There are seven mini-songs throughout the four movements. Two are in the first movement; three are in the second. The third song of the second movement is an interpolated pop song with lyrics from graffiti-art on the Berlin wall: “let me live my life, enjoy freedom, touch the limit, reach the stars, understand world, that's what I want”. The poetry of the third movement, Cracker Barrel, was written while driving alone on an actual road trip from Bloomington to Philadelphia, my hometown. At a certain point during my trip, I noticed a lot of Cracker Barrel restaurants. Out of curiosity, I started counting them. There are roughly 26 in this 700-mile commute! This music reflects the monotony of repetition yet dependable consistency of such a phenomenon. Rather than having two independent songs for the last movement, I mixed whispered French with sung English to imitate the chatter of voices in the Paris subway. The first time I was in Paris, an accordionist playing a Bach organ prelude in the subway mesmerized me.

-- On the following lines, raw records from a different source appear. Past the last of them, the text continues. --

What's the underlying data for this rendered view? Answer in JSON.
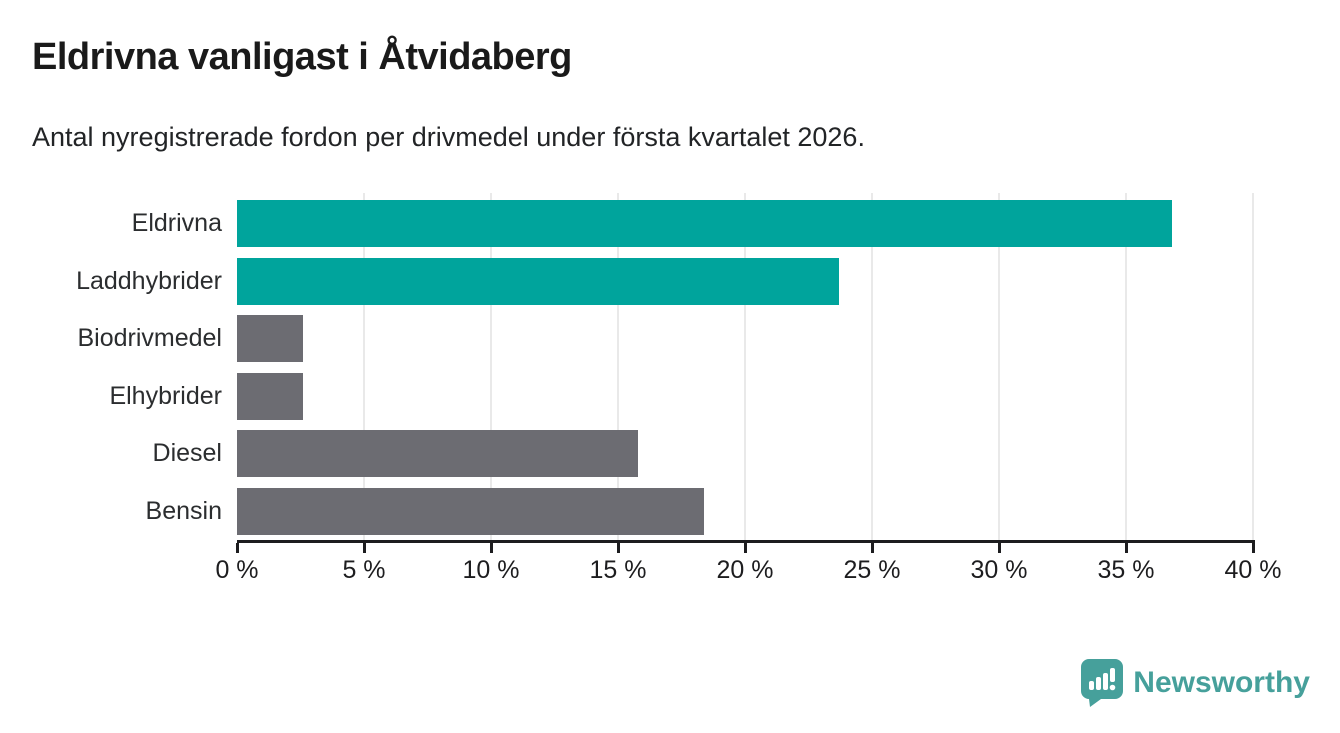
{
  "title": "Eldrivna vanligast i Åtvidaberg",
  "subtitle": "Antal nyregistrerade fordon per drivmedel under första kvartalet 2026.",
  "colors": {
    "teal": "#00a49c",
    "gray": "#6c6c72",
    "axis": "#1d1d1f",
    "gridline": "#e9e9e9",
    "logo": "#46a09b"
  },
  "chart_data": {
    "type": "bar",
    "orientation": "horizontal",
    "title": "Eldrivna vanligast i Åtvidaberg",
    "subtitle": "Antal nyregistrerade fordon per drivmedel under första kvartalet 2026.",
    "categories": [
      "Eldrivna",
      "Laddhybrider",
      "Biodrivmedel",
      "Elhybrider",
      "Diesel",
      "Bensin"
    ],
    "values": [
      36.8,
      23.7,
      2.6,
      2.6,
      15.8,
      18.4
    ],
    "unit": "%",
    "bar_colors": [
      "#00a49c",
      "#00a49c",
      "#6c6c72",
      "#6c6c72",
      "#6c6c72",
      "#6c6c72"
    ],
    "xlim": [
      0,
      40
    ],
    "x_ticks": [
      0,
      5,
      10,
      15,
      20,
      25,
      30,
      35,
      40
    ],
    "x_tick_labels": [
      "0 %",
      "5 %",
      "10 %",
      "15 %",
      "20 %",
      "25 %",
      "30 %",
      "35 %",
      "40 %"
    ],
    "grid": "vertical-gridlines-on",
    "legend": "none"
  },
  "footer": {
    "brand": "Newsworthy",
    "logo_icon": "newsworthy-speech-bubble-barchart-icon"
  }
}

I couldn’t place the musician, whose mysterious playing echoed throughout the maze of the subway like “blurred stained-glass harmonies”. Twelve wine glasses played four-at-a-time by one percussionist evoke these words, which are central to the poem.

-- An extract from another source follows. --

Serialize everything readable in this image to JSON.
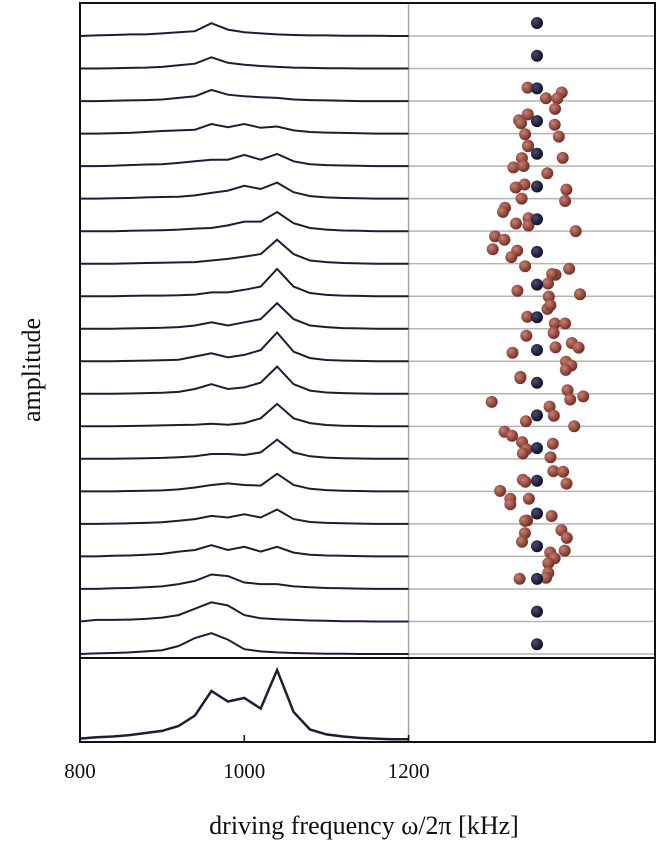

I would like to thank Mr. Yatish Joshi for creating the Georgina Joshi Commission Prize. This is a generous gift for composers in support of their music and a great generator of new vocal repertory. I am certain that Georgina would be extremely proud and happy with the creation of this award, being herself an active performer of new music. I also wish to thank the outstanding composition department at the Jacobs School of Music for selecting me as the 2010 recipient of this award.